Cohousing is a synthesis of several of the best features of multifamily housing, limited in size to a range of 12 to 40 units. It is designed and often developed by the residents who will live there, centered around the concept of balancing community and privacy in an old fashioned village.
Nearly 200 projects have been completed in Denmark since the first was finished in 1972. More than 20 have been built in North America since 1991, and more than 150 groups are meeting regularly trying to make their projects happen.
Common Characteristics of Cohousing
Cohousing developments vary in size, location, type of ownership, design, and priorities. The common characteristics are:
• Participatory Process – Future residents participate in the planning and design of their community. They are responsible as a group for most of the final design decisions.
• Intentional Neighborhood Design – The physical design encourages a strong sense of community. With central pedestrian walkways or village greens, cars are generally relegated to the edge of the project, and sometimes to underground parking structures.

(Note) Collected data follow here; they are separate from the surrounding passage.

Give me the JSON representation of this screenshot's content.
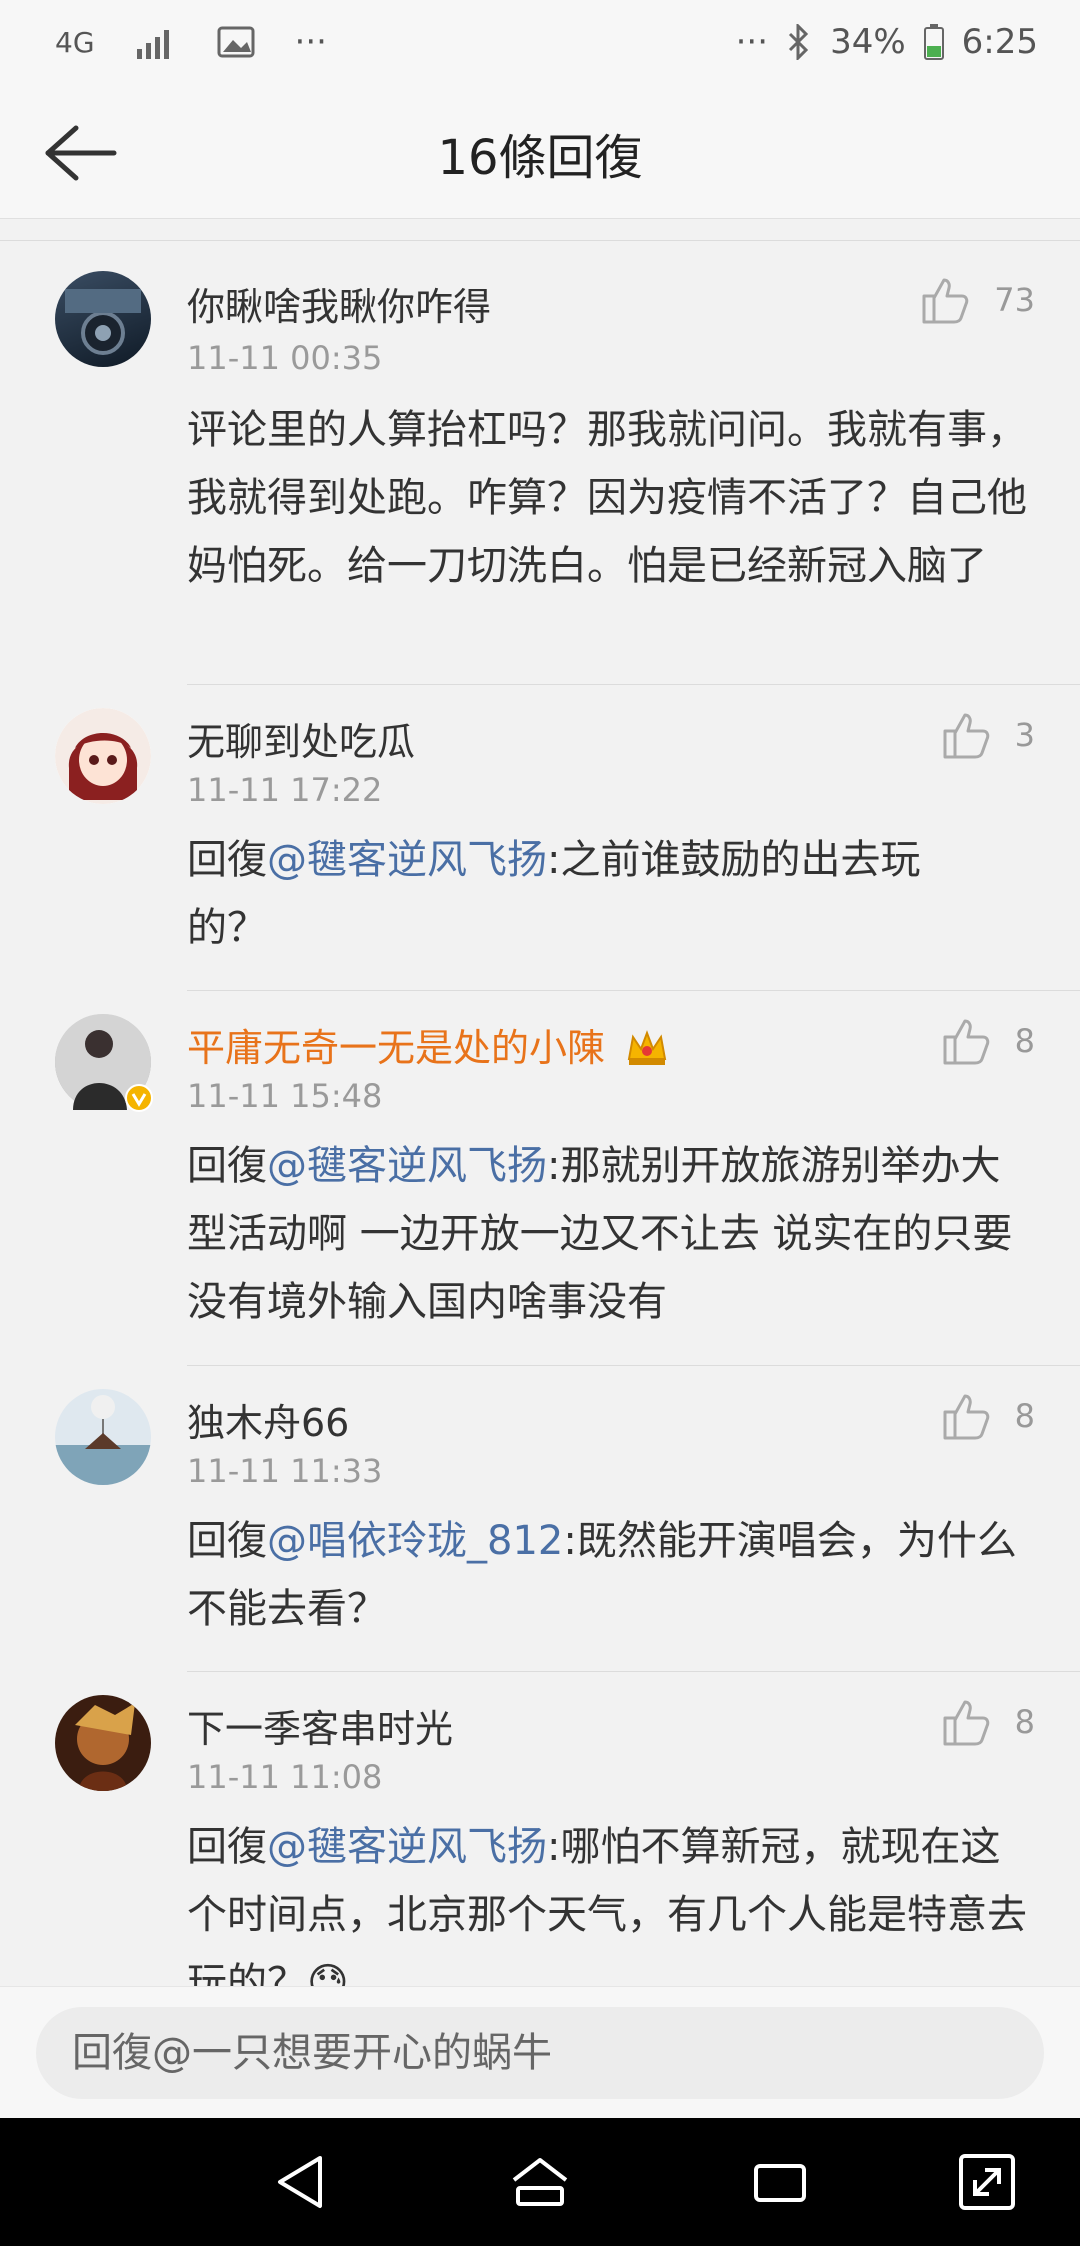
{
  "status_bar": {
    "network": "4G",
    "battery": "34%",
    "time": "6:25",
    "dots": "···"
  },
  "header": {
    "title": "16條回復"
  },
  "comments": [
    {
      "username": "你瞅啥我瞅你咋得",
      "time": "11-11 00:35",
      "likes": "73",
      "text": "评论里的人算抬杠吗？那我就问问。我就有事，我就得到处跑。咋算？因为疫情不活了？自己他妈怕死。给一刀切洗白。怕是已经新冠入脑了",
      "avatar_color": "#2c3e50"
    },
    {
      "username": "无聊到处吃瓜",
      "time": "11-11 17:22",
      "likes": "3",
      "reply_prefix": "回復",
      "mention": "@毽客逆风飞扬",
      "text": ":之前谁鼓励的出去玩的？",
      "avatar_color": "#e7c9c9"
    },
    {
      "username": "平庸无奇一无是处的小陳",
      "time": "11-11 15:48",
      "likes": "8",
      "reply_prefix": "回復",
      "mention": "@毽客逆风飞扬",
      "text": ":那就别开放旅游别举办大型活动啊 一边开放一边又不让去 说实在的只要没有境外输入国内啥事没有",
      "avatar_color": "#6b6b6b"
    },
    {
      "username": "独木舟66",
      "time": "11-11 11:33",
      "likes": "8",
      "reply_prefix": "回復",
      "mention": "@唱依玲珑_812",
      "text": ":既然能开演唱会，为什么不能去看？",
      "avatar_color": "#9fb7c9"
    },
    {
      "username": "下一季客串时光",
      "time": "11-11 11:08",
      "likes": "8",
      "reply_prefix": "回復",
      "mention": "@毽客逆风飞扬",
      "text": ":哪怕不算新冠，就现在这个时间点，北京那个天气，有几个人能是特意去玩的？😓",
      "avatar_color": "#8a4b2a"
    }
  ],
  "reply_bar": {
    "placeholder": "回復@一只想要开心的蜗牛"
  },
  "colors": {
    "accent_mention": "#4a6fa5",
    "vip_name": "#e8731a",
    "background": "#f2f2f2"
  }
}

• Private Homes & Common Facilities – Communities are generally designed to include significant common facilities, however, all residents also own their own private homes – with kitchens. As an integral part of the community, common areas are designed for daily use, to supplement private living areas.

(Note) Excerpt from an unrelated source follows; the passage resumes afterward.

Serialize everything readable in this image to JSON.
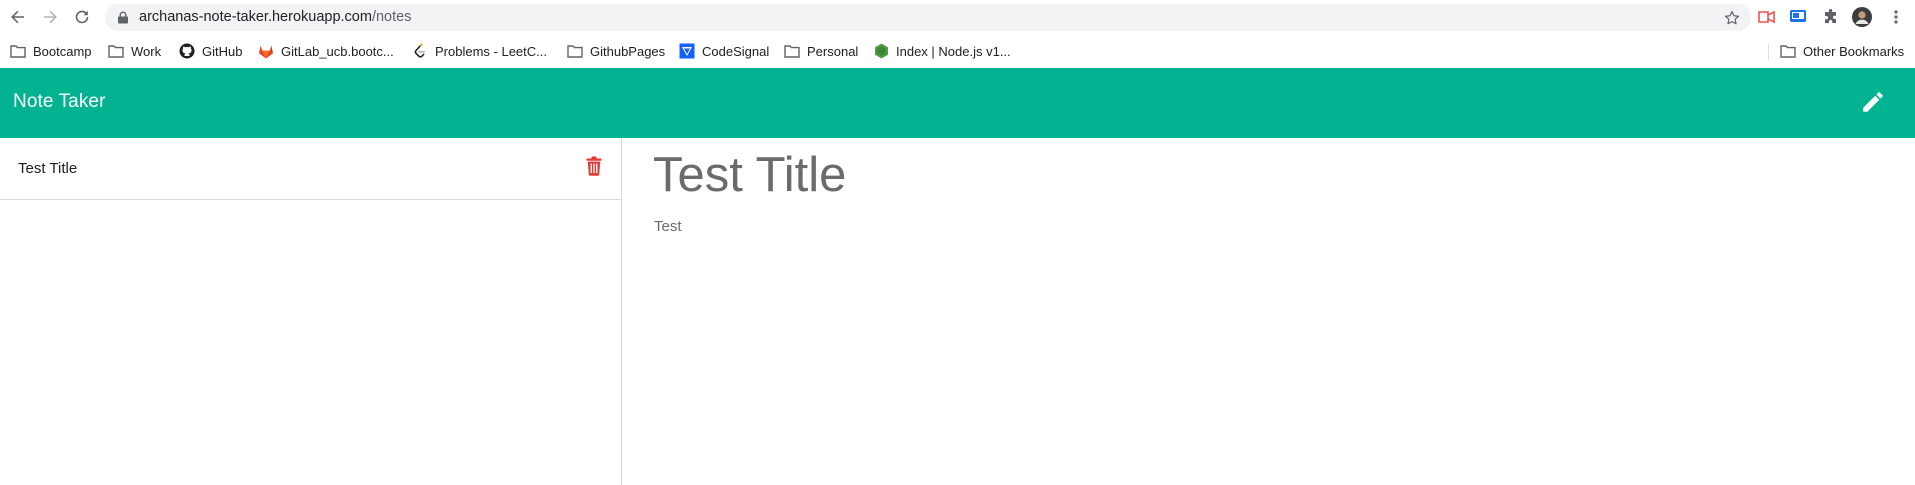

• Resident Management – Unlike a typical condominium homeowner’s association, residents in cohousing usually manage their own community after move in, making decisions of common concern at regular community meetings.
• Nonhierarchical Structure and Decision Making – They say, “there are leadership roles, but not leaders in cohousing.” Decisions are made together, as a community, often using decision making models such as consensus, or sociocracy.
• Cohousing is NOT – There is no shared income in cohousing. Employment and business endeavors are privately organized. Common ideologies and charismatic leaders are generally not a part of cohousing. And of course, cohousing is not like a commune.